Once more the Powers gathered; but for Napoleon the only two that mattered were the British and the Prussians, close upon the French boundary, in Belgium. As ever of old, he sought to break these up before others should come to strengthen them. The Prussians had to meet the French armies first, and had to admit defeat, had to retreat. Napoleon marched on to meet the British at Waterloo; and all through the long June day his soldiers charged again and again, only to break upon the steadfast red line.

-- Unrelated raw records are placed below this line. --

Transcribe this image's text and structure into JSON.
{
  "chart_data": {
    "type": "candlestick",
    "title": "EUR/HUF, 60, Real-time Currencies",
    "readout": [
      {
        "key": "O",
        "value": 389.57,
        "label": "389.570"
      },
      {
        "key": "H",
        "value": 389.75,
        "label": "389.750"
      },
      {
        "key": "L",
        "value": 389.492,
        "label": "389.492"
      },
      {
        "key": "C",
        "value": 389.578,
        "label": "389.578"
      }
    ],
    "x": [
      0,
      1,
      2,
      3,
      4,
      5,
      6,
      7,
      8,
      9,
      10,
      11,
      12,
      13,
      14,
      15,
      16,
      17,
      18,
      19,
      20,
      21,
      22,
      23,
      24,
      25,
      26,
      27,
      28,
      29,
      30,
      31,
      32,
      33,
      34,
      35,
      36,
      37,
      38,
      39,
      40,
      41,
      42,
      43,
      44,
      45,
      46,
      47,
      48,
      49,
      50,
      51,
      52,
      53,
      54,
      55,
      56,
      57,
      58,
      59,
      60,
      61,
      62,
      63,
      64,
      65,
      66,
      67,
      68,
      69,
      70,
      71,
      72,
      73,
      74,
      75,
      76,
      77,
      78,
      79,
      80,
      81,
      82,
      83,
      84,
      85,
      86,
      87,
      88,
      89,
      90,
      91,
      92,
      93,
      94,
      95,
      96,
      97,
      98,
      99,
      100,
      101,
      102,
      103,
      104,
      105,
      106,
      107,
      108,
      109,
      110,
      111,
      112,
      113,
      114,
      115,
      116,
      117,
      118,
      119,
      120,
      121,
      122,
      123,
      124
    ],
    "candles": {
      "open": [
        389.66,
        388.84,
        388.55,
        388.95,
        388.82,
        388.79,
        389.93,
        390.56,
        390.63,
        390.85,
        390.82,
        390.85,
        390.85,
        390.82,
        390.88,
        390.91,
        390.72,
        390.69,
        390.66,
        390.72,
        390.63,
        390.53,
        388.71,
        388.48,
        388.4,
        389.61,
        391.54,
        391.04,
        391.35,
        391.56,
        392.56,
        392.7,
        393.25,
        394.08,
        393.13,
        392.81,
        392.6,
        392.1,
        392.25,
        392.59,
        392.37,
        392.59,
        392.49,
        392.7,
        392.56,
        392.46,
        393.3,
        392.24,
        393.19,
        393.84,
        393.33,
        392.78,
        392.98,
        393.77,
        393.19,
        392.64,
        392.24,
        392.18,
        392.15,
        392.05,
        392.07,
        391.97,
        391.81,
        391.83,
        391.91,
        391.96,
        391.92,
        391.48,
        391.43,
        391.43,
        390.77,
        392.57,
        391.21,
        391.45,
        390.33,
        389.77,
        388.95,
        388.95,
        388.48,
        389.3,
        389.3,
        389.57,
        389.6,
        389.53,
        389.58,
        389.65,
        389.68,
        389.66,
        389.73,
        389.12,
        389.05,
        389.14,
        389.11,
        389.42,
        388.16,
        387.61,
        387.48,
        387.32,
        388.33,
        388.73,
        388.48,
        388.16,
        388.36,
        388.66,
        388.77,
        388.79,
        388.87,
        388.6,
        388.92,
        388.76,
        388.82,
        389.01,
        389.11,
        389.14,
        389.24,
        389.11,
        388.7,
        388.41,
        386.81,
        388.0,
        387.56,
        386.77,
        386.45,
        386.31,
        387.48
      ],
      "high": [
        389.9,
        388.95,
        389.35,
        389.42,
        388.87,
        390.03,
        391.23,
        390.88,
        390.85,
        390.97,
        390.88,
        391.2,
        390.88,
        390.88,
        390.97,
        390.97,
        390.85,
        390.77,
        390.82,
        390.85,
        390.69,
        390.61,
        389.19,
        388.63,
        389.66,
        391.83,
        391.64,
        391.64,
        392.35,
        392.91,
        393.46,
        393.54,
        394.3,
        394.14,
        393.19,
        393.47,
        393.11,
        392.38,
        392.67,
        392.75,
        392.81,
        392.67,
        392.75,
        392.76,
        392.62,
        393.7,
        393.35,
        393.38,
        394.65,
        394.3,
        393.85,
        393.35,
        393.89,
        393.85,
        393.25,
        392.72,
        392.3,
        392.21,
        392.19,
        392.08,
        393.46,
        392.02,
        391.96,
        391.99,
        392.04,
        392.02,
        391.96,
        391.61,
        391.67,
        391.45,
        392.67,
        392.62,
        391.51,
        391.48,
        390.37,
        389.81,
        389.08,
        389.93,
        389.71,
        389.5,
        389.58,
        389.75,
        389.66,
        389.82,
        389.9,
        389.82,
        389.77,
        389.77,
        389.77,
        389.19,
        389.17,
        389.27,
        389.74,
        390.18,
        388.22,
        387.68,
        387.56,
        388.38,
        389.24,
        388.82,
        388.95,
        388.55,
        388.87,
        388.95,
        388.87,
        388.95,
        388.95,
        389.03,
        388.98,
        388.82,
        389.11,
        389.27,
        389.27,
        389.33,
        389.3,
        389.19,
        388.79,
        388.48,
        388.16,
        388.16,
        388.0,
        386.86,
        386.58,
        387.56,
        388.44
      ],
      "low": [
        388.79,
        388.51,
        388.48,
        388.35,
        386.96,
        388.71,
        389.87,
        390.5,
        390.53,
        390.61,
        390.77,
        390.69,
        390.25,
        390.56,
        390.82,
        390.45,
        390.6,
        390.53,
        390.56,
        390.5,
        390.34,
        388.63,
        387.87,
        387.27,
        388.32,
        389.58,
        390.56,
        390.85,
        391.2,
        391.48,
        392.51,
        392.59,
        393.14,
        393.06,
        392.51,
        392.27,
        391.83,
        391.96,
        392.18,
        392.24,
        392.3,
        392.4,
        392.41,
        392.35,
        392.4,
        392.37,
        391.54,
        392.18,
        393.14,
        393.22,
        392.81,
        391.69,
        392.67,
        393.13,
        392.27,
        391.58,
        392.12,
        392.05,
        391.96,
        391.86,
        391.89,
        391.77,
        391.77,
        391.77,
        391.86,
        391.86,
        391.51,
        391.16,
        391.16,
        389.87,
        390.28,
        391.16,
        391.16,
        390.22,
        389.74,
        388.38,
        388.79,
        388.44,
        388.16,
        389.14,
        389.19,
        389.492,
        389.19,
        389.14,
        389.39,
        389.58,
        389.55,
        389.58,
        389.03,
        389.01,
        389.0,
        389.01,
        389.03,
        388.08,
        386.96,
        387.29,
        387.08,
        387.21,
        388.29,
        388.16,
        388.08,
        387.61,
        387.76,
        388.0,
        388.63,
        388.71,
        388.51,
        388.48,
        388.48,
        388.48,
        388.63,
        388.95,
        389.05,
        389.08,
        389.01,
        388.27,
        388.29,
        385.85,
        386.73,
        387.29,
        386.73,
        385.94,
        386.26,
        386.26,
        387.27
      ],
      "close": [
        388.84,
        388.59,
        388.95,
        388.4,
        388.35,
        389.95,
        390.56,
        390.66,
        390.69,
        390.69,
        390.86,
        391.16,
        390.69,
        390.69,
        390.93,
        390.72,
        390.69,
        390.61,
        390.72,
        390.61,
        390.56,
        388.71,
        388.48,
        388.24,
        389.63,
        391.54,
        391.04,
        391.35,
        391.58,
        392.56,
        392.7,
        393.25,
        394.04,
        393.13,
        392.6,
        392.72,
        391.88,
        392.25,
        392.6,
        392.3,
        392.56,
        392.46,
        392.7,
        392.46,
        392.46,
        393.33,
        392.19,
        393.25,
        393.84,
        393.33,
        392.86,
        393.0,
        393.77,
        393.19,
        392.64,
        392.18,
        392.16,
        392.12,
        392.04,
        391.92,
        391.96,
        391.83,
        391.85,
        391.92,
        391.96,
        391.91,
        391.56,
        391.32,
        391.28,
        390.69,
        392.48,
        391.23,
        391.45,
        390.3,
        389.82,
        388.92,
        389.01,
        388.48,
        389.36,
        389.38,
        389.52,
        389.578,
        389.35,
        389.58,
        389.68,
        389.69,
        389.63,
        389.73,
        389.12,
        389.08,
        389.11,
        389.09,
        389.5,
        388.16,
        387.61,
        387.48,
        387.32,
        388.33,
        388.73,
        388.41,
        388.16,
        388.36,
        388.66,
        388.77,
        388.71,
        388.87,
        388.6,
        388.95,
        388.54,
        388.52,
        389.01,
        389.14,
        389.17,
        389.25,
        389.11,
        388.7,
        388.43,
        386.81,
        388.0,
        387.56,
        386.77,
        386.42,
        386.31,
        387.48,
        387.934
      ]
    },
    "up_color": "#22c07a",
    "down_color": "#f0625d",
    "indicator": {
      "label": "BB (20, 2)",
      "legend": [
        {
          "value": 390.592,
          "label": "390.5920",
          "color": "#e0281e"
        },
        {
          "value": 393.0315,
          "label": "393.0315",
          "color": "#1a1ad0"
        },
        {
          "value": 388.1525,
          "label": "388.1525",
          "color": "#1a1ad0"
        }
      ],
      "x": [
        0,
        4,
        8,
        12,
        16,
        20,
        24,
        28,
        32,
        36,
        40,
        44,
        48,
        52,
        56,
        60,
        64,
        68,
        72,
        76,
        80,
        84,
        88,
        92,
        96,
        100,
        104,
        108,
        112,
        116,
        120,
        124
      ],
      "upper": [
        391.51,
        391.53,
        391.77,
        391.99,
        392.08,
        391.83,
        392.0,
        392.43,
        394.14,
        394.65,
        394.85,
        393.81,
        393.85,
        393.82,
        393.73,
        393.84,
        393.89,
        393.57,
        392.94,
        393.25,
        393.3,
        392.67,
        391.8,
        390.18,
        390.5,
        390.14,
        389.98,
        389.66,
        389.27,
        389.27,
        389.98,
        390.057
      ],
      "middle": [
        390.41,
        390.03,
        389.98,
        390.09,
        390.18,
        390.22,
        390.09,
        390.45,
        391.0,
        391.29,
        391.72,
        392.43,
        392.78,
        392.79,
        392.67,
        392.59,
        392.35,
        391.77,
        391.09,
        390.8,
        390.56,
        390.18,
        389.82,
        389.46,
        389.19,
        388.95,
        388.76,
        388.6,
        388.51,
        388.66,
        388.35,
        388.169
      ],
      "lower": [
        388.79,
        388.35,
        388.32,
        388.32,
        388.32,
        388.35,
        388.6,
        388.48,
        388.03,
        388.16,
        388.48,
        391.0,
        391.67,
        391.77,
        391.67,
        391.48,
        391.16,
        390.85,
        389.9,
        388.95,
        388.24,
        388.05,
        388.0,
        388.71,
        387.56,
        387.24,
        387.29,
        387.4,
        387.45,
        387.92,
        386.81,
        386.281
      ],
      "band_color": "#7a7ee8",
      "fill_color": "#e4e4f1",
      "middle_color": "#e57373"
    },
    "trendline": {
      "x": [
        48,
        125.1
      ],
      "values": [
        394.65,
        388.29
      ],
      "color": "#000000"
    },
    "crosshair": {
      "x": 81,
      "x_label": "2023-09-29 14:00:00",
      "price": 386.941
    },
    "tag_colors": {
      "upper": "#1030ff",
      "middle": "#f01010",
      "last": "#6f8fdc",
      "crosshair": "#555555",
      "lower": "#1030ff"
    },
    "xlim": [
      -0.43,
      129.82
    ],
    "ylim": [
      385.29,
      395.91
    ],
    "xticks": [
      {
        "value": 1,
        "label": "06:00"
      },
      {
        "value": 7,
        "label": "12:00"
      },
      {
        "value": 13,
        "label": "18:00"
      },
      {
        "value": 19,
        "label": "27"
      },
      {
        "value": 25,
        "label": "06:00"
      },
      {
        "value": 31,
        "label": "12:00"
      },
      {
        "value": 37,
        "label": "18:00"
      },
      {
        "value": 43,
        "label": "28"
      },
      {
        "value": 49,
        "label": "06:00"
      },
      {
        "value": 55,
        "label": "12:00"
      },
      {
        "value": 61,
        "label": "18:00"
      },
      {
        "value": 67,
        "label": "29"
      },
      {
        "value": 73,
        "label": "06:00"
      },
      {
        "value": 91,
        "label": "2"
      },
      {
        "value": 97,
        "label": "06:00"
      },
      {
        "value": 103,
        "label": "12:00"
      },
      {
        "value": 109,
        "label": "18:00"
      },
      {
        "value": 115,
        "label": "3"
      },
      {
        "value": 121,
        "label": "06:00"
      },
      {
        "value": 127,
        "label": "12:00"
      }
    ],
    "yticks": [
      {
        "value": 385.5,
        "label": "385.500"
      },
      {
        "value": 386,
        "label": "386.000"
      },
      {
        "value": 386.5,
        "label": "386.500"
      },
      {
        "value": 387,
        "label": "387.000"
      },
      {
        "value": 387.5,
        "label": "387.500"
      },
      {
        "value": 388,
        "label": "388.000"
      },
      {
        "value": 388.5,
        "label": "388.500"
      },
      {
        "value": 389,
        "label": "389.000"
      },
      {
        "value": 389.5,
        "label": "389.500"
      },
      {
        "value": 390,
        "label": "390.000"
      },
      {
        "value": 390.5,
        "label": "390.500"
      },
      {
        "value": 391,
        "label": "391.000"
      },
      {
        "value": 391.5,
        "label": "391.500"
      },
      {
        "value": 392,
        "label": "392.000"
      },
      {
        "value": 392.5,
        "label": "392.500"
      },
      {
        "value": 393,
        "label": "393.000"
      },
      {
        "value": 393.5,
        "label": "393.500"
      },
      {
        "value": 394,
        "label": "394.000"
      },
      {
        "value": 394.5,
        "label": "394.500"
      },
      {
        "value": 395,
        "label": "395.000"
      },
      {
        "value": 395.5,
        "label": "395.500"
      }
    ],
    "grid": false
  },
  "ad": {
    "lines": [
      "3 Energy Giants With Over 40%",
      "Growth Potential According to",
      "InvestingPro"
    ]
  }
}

Towards evening the Prussians, far less shattered by their defeat of two days before than Napoleon had supposed, appeared upon the French right flank. That apparition was the beginning of the end. Wellington ordered an advance of his whole army. The French defeat became a rout. The Emperor preceded the remnants of his broken force to Paris, where, yet again, he signed his abdication. He had an idea of escaping to America, but the British ships were on the look-out, and, foiled in this, he voluntarily gave himself up to one of them.
The Code Napoleon
His final destiny was the Island of St. Helena, where he lived in failing health till his death six years later. One good work at least he did, in directing his lawyers to draw up into a code, called the Code Napoleon, the laws of France, which also were the laws which he imposed on a large part of conquered Europe. Based on the existing system of laws, it embodied many wise and liberal changes and is widely accepted even to-day. He was twenty-six years of age when he won his first victories in Italy in 1796. He had become virtual ruler of France by 1799, was acclaimed Emperor in 1804, and set kings, chiefly of his own family, on the thrones of Europe from 1806 onward, was prisoner in Elba in 1814, and finally in St. Helena in 1815—surely the most amazing chapter in the whole of this Greatest Story!